In terms of regional equity allocation, despite a more upbeat economic outlook, all regions saw signs of retrenchment.
Allocation to U.S. equities flipped to a net 6% underweight in November from a net 1% overweight in October and compared to a net 14% underweight in September.
This month, a net 9% of those polled were overweight eurozone stocks, compared to a net 18% overweight in October and a net 15% overweight in September.
Allocation to global emerging markets fell to a net 36% overweight in November from a net 46% overweight in October. This compared to a net 27% overweight in September.
This month, allocation to Japanese equities slipped to a net 4% underweight from a net 1% underweight in October, while UK equity allocation fell to a net 29% underweight from a net 19% underweight last month.
In terms of year-end targets for 10-year U.S. Treasuries and the S&P 500, 45% of portfolio managers looked for 10-year yields to be in the 4.0% to 4.5% range by the end of 2026, while 43% looked for the S&P 500 to end 2026 in the 7,000 to 7,500 range.

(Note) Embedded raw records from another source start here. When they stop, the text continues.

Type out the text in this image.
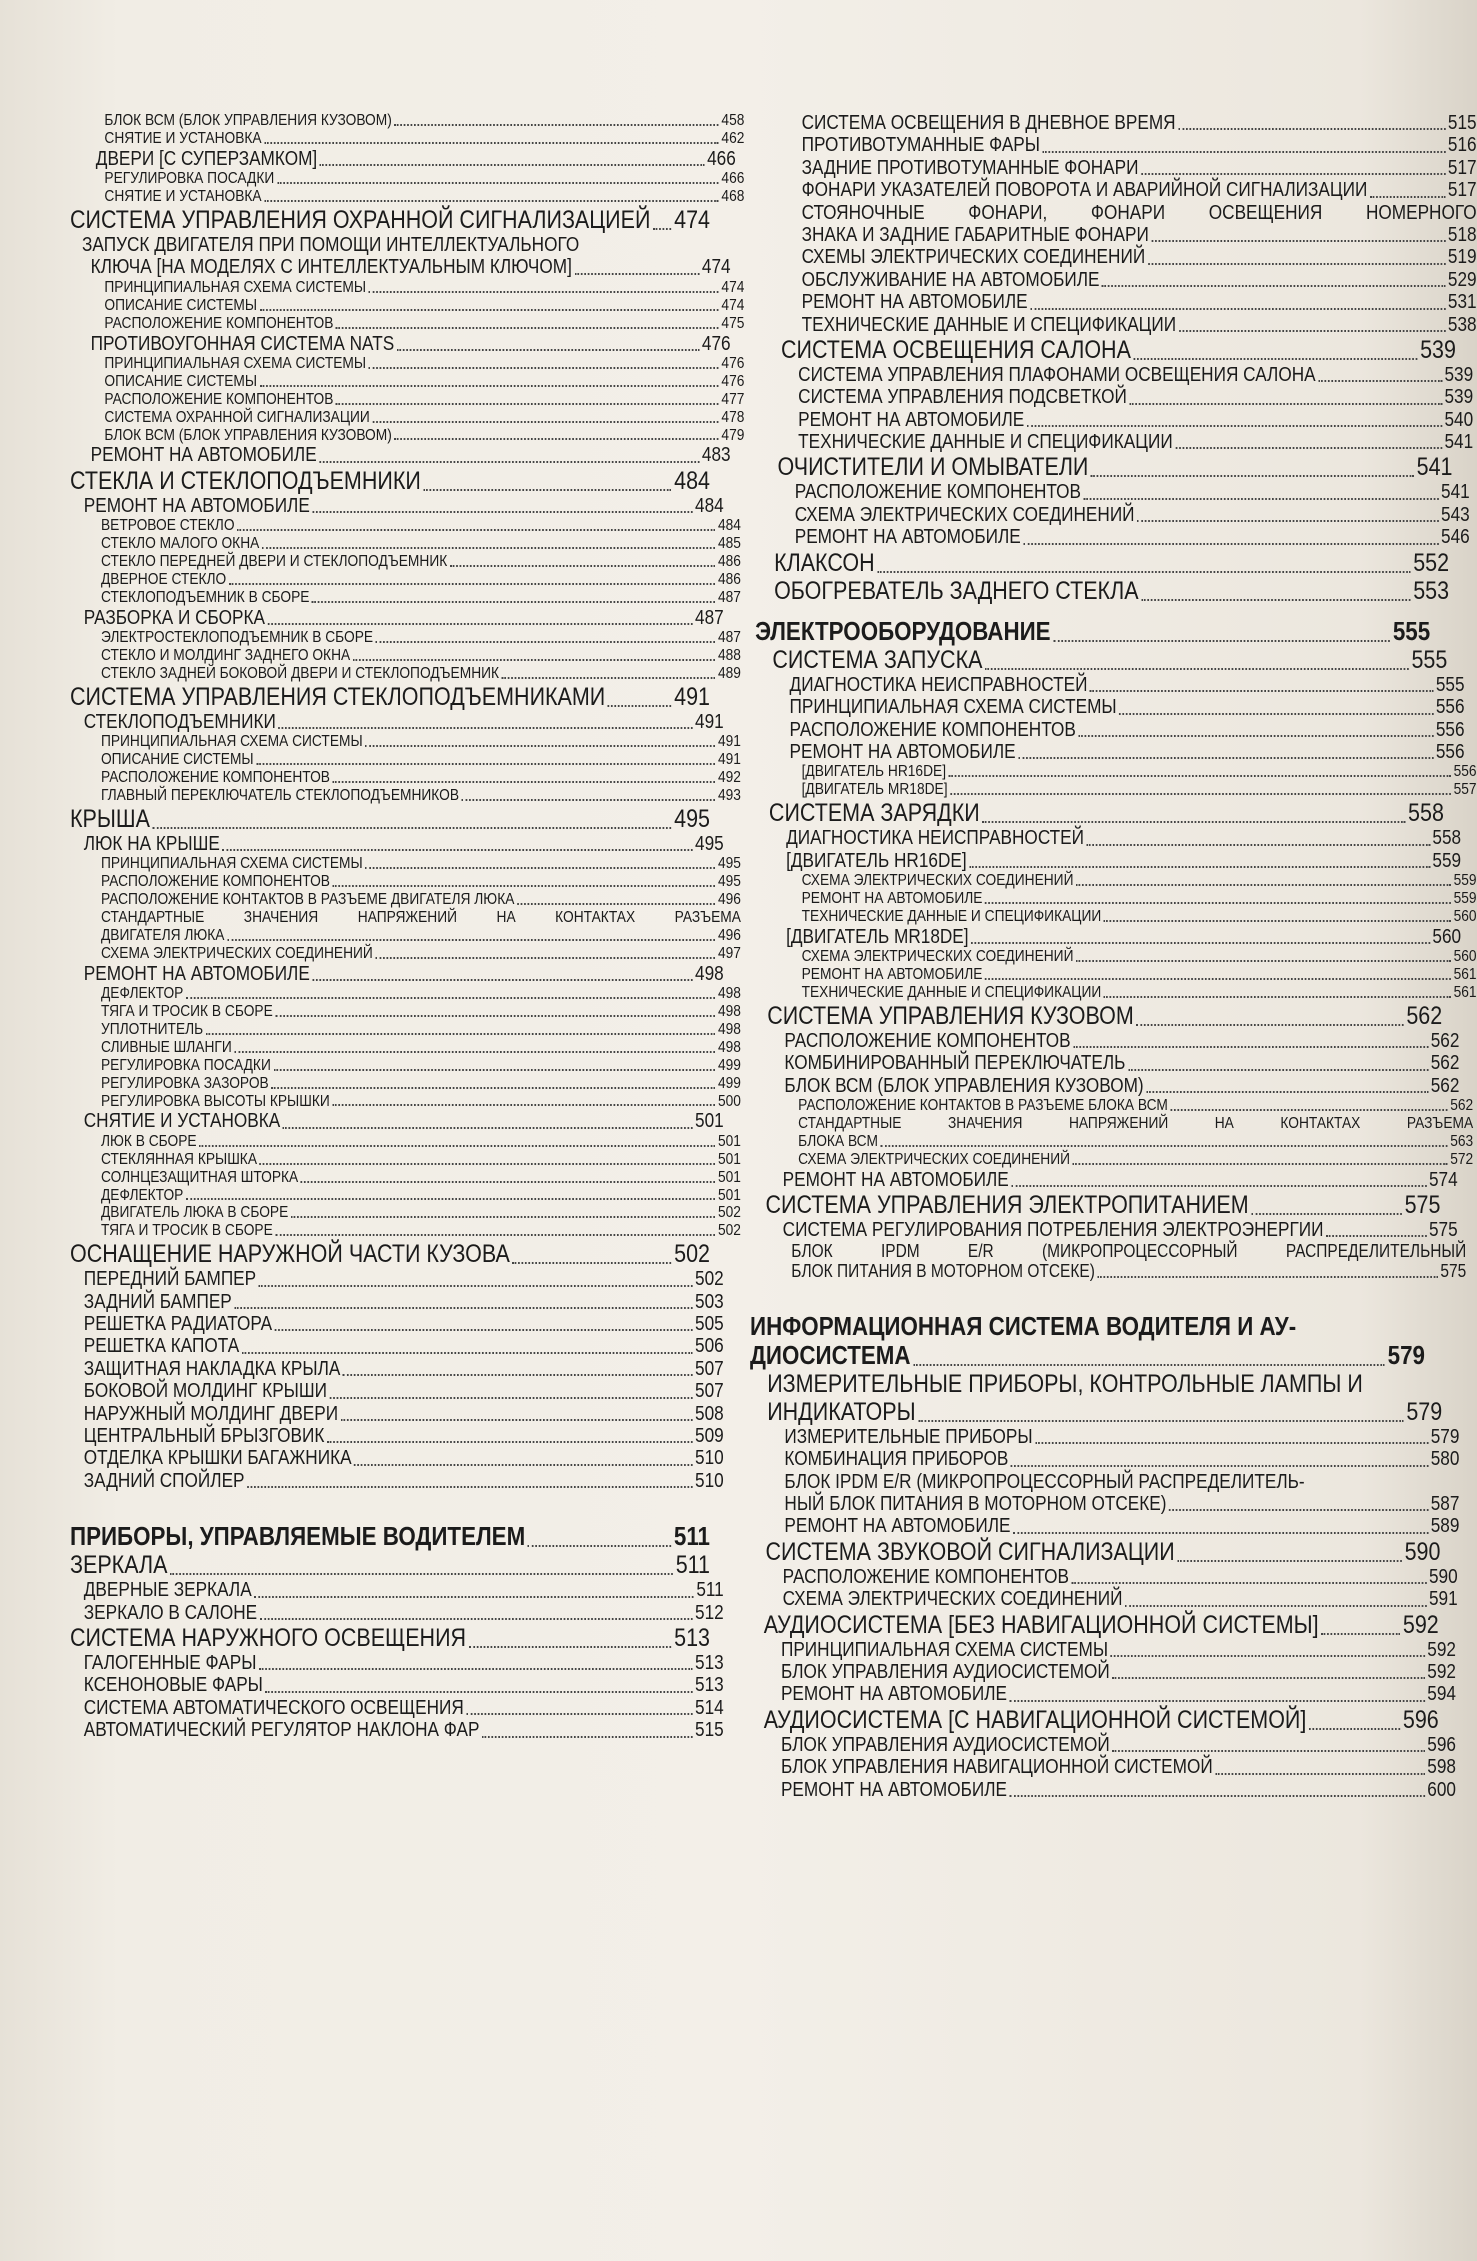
БЛОК ВСМ (БЛОК УПРАВЛЕНИЯ КУЗОВОМ)	458
СНЯТИЕ И УСТАНОВКА	462
ДВЕРИ [С СУПЕРЗАМКОМ]	466
РЕГУЛИРОВКА ПОСАДКИ	466
СНЯТИЕ И УСТАНОВКА	468
СИСТЕМА УПРАВЛЕНИЯ ОХРАННОЙ СИГНАЛИЗАЦИЕЙ 474
ЗАПУСК ДВИГАТЕЛЯ ПРИ ПОМОЩИ ИНТЕЛЛЕКТУАЛЬНОГО
КЛЮЧА [НА МОДЕЛЯХ С ИНТЕЛЛЕКТУАЛЬНЫМ КЛЮЧОМ]	474
ПРИНЦИПИАЛЬНАЯ СХЕМА СИСТЕМЫ	474
ОПИСАНИЕ СИСТЕМЫ	474
РАСПОЛОЖЕНИЕ КОМПОНЕНТОВ	475
ПРОТИВОУГОННАЯ СИСТЕМА NATS	476
ПРИНЦИПИАЛЬНАЯ СХЕМА СИСТЕМЫ	476
ОПИСАНИЕ СИСТЕМЫ	476
РАСПОЛОЖЕНИЕ КОМПОНЕНТОВ	477
СИСТЕМА ОХРАННОЙ СИГНАЛИЗАЦИИ	478
БЛОК ВСМ (БЛОК УПРАВЛЕНИЯ КУЗОВОМ)	479
РЕМОНТ НА АВТОМОБИЛЕ	483
СТЕКЛА И СТЕКЛОПОДЪЕМНИКИ	484
РЕМОНТ НА АВТОМОБИЛЕ	484
ВЕТРОВОЕ СТЕКЛО	484
СТЕКЛО МАЛОГО ОКНА	485
СТЕКЛО ПЕРЕДНЕЙ ДВЕРИ И СТЕКЛОПОДЪЕМНИК	486
ДВЕРНОЕ СТЕКЛО	486
СТЕКЛОПОДЪЕМНИК В СБОРЕ	487
РАЗБОРКА И СБОРКА	487
ЭЛЕКТРОСТЕКЛОПОДЪЕМНИК В СБОРЕ	487
СТЕКЛО И МОЛДИНГ ЗАДНЕГО ОКНА	488
СТЕКЛО ЗАДНЕЙ БОКОВОЙ ДВЕРИ И СТЕКЛОПОДЪЕМНИК	489
СИСТЕМА УПРАВЛЕНИЯ СТЕКЛОПОДЪЕМНИКАМИ	491
СТЕКЛОПОДЪЕМНИКИ	491
ПРИНЦИПИАЛЬНАЯ СХЕМА СИСТЕМЫ	491
ОПИСАНИЕ СИСТЕМЫ	491
РАСПОЛОЖЕНИЕ КОМПОНЕНТОВ	492
ГЛАВНЫЙ ПЕРЕКЛЮЧАТЕЛЬ СТЕКЛОПОДЪЕМНИКОВ	493
КРЫША	495
ЛЮК НА КРЫШЕ	495
ПРИНЦИПИАЛЬНАЯ СХЕМА СИСТЕМЫ	495
РАСПОЛОЖЕНИЕ КОМПОНЕНТОВ	495
РАСПОЛОЖЕНИЕ КОНТАКТОВ В РАЗЪЕМЕ ДВИГАТЕЛЯ ЛЮКА	496
СТАНДАРТНЫЕ ЗНАЧЕНИЯ НАПРЯЖЕНИЙ НА КОНТАКТАХ РАЗЪЕМА
ДВИГАТЕЛЯ ЛЮКА	496
СХЕМА ЭЛЕКТРИЧЕСКИХ СОЕДИНЕНИЙ	497
РЕМОНТ НА АВТОМОБИЛЕ	498
ДЕФЛЕКТОР	498
ТЯГА И ТРОСИК В СБОРЕ	498
УПЛОТНИТЕЛЬ	498
СЛИВНЫЕ ШЛАНГИ	498
РЕГУЛИРОВКА ПОСАДКИ	499
РЕГУЛИРОВКА ЗАЗОРОВ	499
РЕГУЛИРОВКА ВЫСОТЫ КРЫШКИ	500
СНЯТИЕ И УСТАНОВКА	501
ЛЮК В СБОРЕ	501
СТЕКЛЯННАЯ КРЫШКА	501
СОЛНЦЕЗАЩИТНАЯ ШТОРКА	501
ДЕФЛЕКТОР	501
ДВИГАТЕЛЬ ЛЮКА В СБОРЕ	502
ТЯГА И ТРОСИК В СБОРЕ	502
ОСНАЩЕНИЕ НАРУЖНОЙ ЧАСТИ КУЗОВА	502
ПЕРЕДНИЙ БАМПЕР	502
ЗАДНИЙ БАМПЕР	503
РЕШЕТКА РАДИАТОРА	505
РЕШЕТКА КАПОТА	506
ЗАЩИТНАЯ НАКЛАДКА КРЫЛА	507
БОКОВОЙ МОЛДИНГ КРЫШИ	507
НАРУЖНЫЙ МОЛДИНГ ДВЕРИ	508
ЦЕНТРАЛЬНЫЙ БРЫЗГОВИК	509
ОТДЕЛКА КРЫШКИ БАГАЖНИКА	510
ЗАДНИЙ СПОЙЛЕР	510
ПРИБОРЫ, УПРАВЛЯЕМЫЕ ВОДИТЕЛЕМ	511
ЗЕРКАЛА	511
ДВЕРНЫЕ ЗЕРКАЛА	511
ЗЕРКАЛО В САЛОНЕ	512
СИСТЕМА НАРУЖНОГО ОСВЕЩЕНИЯ	513
ГАЛОГЕННЫЕ ФАРЫ	513
КСЕНОНОВЫЕ ФАРЫ	513
СИСТЕМА АВТОМАТИЧЕСКОГО ОСВЕЩЕНИЯ	514
АВТОМАТИЧЕСКИЙ РЕГУЛЯТОР НАКЛОНА ФАР	515
СИСТЕМА ОСВЕЩЕНИЯ В ДНЕВНОЕ ВРЕМЯ	515
ПРОТИВОТУМАННЫЕ ФАРЫ	516
ЗАДНИЕ ПРОТИВОТУМАННЫЕ ФОНАРИ	517
ФОНАРИ УКАЗАТЕЛЕЙ ПОВОРОТА И АВАРИЙНОЙ СИГНАЛИЗАЦИИ	517
СТОЯНОЧНЫЕ ФОНАРИ, ФОНАРИ ОСВЕЩЕНИЯ НОМЕРНОГО
ЗНАКА И ЗАДНИЕ ГАБАРИТНЫЕ ФОНАРИ	518
СХЕМЫ ЭЛЕКТРИЧЕСКИХ СОЕДИНЕНИЙ	519
ОБСЛУЖИВАНИЕ НА АВТОМОБИЛЕ	529
РЕМОНТ НА АВТОМОБИЛЕ	531
ТЕХНИЧЕСКИЕ ДАННЫЕ И СПЕЦИФИКАЦИИ	538
СИСТЕМА ОСВЕЩЕНИЯ САЛОНА	539
СИСТЕМА УПРАВЛЕНИЯ ПЛАФОНАМИ ОСВЕЩЕНИЯ САЛОНА	539
СИСТЕМА УПРАВЛЕНИЯ ПОДСВЕТКОЙ	539
РЕМОНТ НА АВТОМОБИЛЕ	540
ТЕХНИЧЕСКИЕ ДАННЫЕ И СПЕЦИФИКАЦИИ	541
ОЧИСТИТЕЛИ И ОМЫВАТЕЛИ	541
РАСПОЛОЖЕНИЕ КОМПОНЕНТОВ	541
СХЕМА ЭЛЕКТРИЧЕСКИХ СОЕДИНЕНИЙ	543
РЕМОНТ НА АВТОМОБИЛЕ	546
КЛАКСОН	552
ОБОГРЕВАТЕЛЬ ЗАДНЕГО СТЕКЛА	553
ЭЛЕКТРООБОРУДОВАНИЕ	555
СИСТЕМА ЗАПУСКА	555
ДИАГНОСТИКА НЕИСПРАВНОСТЕЙ	555
ПРИНЦИПИАЛЬНАЯ СХЕМА СИСТЕМЫ	556
РАСПОЛОЖЕНИЕ КОМПОНЕНТОВ	556
РЕМОНТ НА АВТОМОБИЛЕ	556
[ДВИГАТЕЛЬ HR16DE]	556
[ДВИГАТЕЛЬ MR18DE]	557
СИСТЕМА ЗАРЯДКИ	558
ДИАГНОСТИКА НЕИСПРАВНОСТЕЙ	558
[ДВИГАТЕЛЬ HR16DE]	559
СХЕМА ЭЛЕКТРИЧЕСКИХ СОЕДИНЕНИЙ	559
РЕМОНТ НА АВТОМОБИЛЕ	559
ТЕХНИЧЕСКИЕ ДАННЫЕ И СПЕЦИФИКАЦИИ	560
[ДВИГАТЕЛЬ MR18DE]	560
СХЕМА ЭЛЕКТРИЧЕСКИХ СОЕДИНЕНИЙ	560
РЕМОНТ НА АВТОМОБИЛЕ	561
ТЕХНИЧЕСКИЕ ДАННЫЕ И СПЕЦИФИКАЦИИ	561
СИСТЕМА УПРАВЛЕНИЯ КУЗОВОМ	562
РАСПОЛОЖЕНИЕ КОМПОНЕНТОВ	562
КОМБИНИРОВАННЫЙ ПЕРЕКЛЮЧАТЕЛЬ	562
БЛОК ВСМ (БЛОК УПРАВЛЕНИЯ КУЗОВОМ)	562
РАСПОЛОЖЕНИЕ КОНТАКТОВ В РАЗЪЕМЕ БЛОКА ВСМ	562
СТАНДАРТНЫЕ ЗНАЧЕНИЯ НАПРЯЖЕНИЙ НА КОНТАКТАХ РАЗЪЕМА
БЛОКА ВСМ	563
СХЕМА ЭЛЕКТРИЧЕСКИХ СОЕДИНЕНИЙ	572
РЕМОНТ НА АВТОМОБИЛЕ	574
СИСТЕМА УПРАВЛЕНИЯ ЭЛЕКТРОПИТАНИЕМ	575
СИСТЕМА РЕГУЛИРОВАНИЯ ПОТРЕБЛЕНИЯ ЭЛЕКТРОЭНЕРГИИ	575
БЛОК IPDM E/R (МИКРОПРОЦЕССОРНЫЙ РАСПРЕДЕЛИТЕЛЬНЫЙ
БЛОК ПИТАНИЯ В МОТОРНОМ ОТСЕКЕ)	575
ИНФОРМАЦИОННАЯ СИСТЕМА ВОДИТЕЛЯ И АУ-
ДИОСИСТЕМА	579
ИЗМЕРИТЕЛЬНЫЕ ПРИБОРЫ, КОНТРОЛЬНЫЕ ЛАМПЫ И
ИНДИКАТОРЫ	579
ИЗМЕРИТЕЛЬНЫЕ ПРИБОРЫ	579
КОМБИНАЦИЯ ПРИБОРОВ	580
БЛОК IPDM E/R (МИКРОПРОЦЕССОРНЫЙ РАСПРЕДЕЛИТЕЛЬ-
НЫЙ БЛОК ПИТАНИЯ В МОТОРНОМ ОТСЕКЕ)	587
РЕМОНТ НА АВТОМОБИЛЕ	589
СИСТЕМА ЗВУКОВОЙ СИГНАЛИЗАЦИИ	590
РАСПОЛОЖЕНИЕ КОМПОНЕНТОВ	590
СХЕМА ЭЛЕКТРИЧЕСКИХ СОЕДИНЕНИЙ	591
АУДИОСИСТЕМА [БЕЗ НАВИГАЦИОННОЙ СИСТЕМЫ]	592
ПРИНЦИПИАЛЬНАЯ СХЕМА СИСТЕМЫ	592
БЛОК УПРАВЛЕНИЯ АУДИОСИСТЕМОЙ	592
РЕМОНТ НА АВТОМОБИЛЕ	594
АУДИОСИСТЕМА [С НАВИГАЦИОННОЙ СИСТЕМОЙ]	596
БЛОК УПРАВЛЕНИЯ АУДИОСИСТЕМОЙ	596
БЛОК УПРАВЛЕНИЯ НАВИГАЦИОННОЙ СИСТЕМОЙ	598
РЕМОНТ НА АВТОМОБИЛЕ	600
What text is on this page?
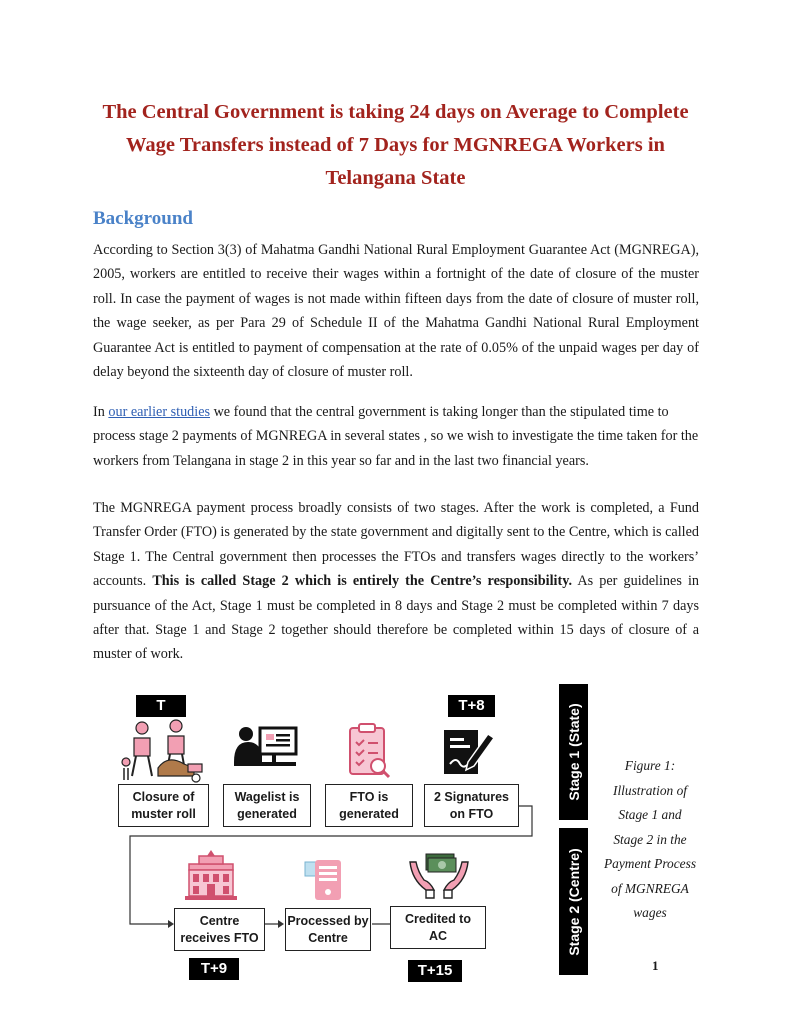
The Central Government is taking 24 days on Average to Complete
Wage Transfers instead of 7 Days for MGNREGA Workers in
Telangana State
Background
According to Section 3(3) of Mahatma Gandhi National Rural Employment Guarantee Act (MGNREGA), 2005, workers are entitled to receive their wages within a fortnight of the date of closure of the muster roll. In case the payment of wages is not made within fifteen days from the date of closure of muster roll, the wage seeker, as per Para 29 of Schedule II of the Mahatma Gandhi National Rural Employment Guarantee Act is entitled to payment of compensation at the rate of 0.05% of the unpaid wages per day of delay beyond the sixteenth day of closure of muster roll.
In our earlier studies we found that the central government is taking longer than the stipulated time to process stage 2 payments of MGNREGA in several states , so we wish to investigate the time taken for the workers from Telangana in stage 2 in this year so far and in the last two financial years.
The MGNREGA payment process broadly consists of two stages. After the work is completed, a Fund Transfer Order (FTO) is generated by the state government and digitally sent to the Centre, which is called Stage 1. The Central government then processes the FTOs and transfers wages directly to the workers’ accounts. This is called Stage 2 which is entirely the Centre’s responsibility. As per guidelines in pursuance of the Act, Stage 1 must be completed in 8 days and Stage 2 must be completed within 7 days after that. Stage 1 and Stage 2 together should therefore be completed within 15 days of closure of a muster of work.
T	T+8
T+9	T+15
Closure of
muster roll
Wagelist is
generated
FTO is
generated
2 Signatures
on FTO
Centre
receives FTO
Processed by
Centre
Credited to
AC
Stage 1 (State)
Stage 2 (Centre)
Figure 1:
Illustration of
Stage 1 and
Stage 2 in the
Payment Process
of MGNREGA
wages
1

In terms of the three biggest “tail risks” seen by managers, in November, these were “AI bubble” (45% of those polled), “Disorderly rise in bond yields” (17%) and “Inflation” (16%). Note that the fourth tail risk “U.S. consumer credit crunch” was new on the list of concerns.
Last month, the top three “tail risks” were: “AI equity bubble” (33% of those polled), ” 2nd wave of inflation” (27%), “Fed loses independence and US dollar debasement” (14%).
In November, the three “most crowded” trades were seen as “Long Magnificent 7” (54% of those polled), “Long Gold” (28%) and “Short U.S. dollar” (6%).
In October, the three “most crowded” trades were “Long Gold” (43% of those polled), “Long Magnificent 7” (39%) and “Short US dollar” (8%).
Note: the term “Magnificent Seven” was coined by Bank of America’s chief investment strategist Michael Hartnett, referring to a basket of the seven major tech stocks: Apple, Microsoft, Amazon, NVIDIA, Alphabet, Tesla and Meta.
An overall total of 202 panelists, with $550 billion in assets under management, participated in the BofA Global Research fund manager survey, taken November 7 to November 13, 2025. “172 participants with $475bn AUM responded to the Global FMS questions and 95 participants with $209bn AUM responded to the Regional FMS questions,” BofA Global said.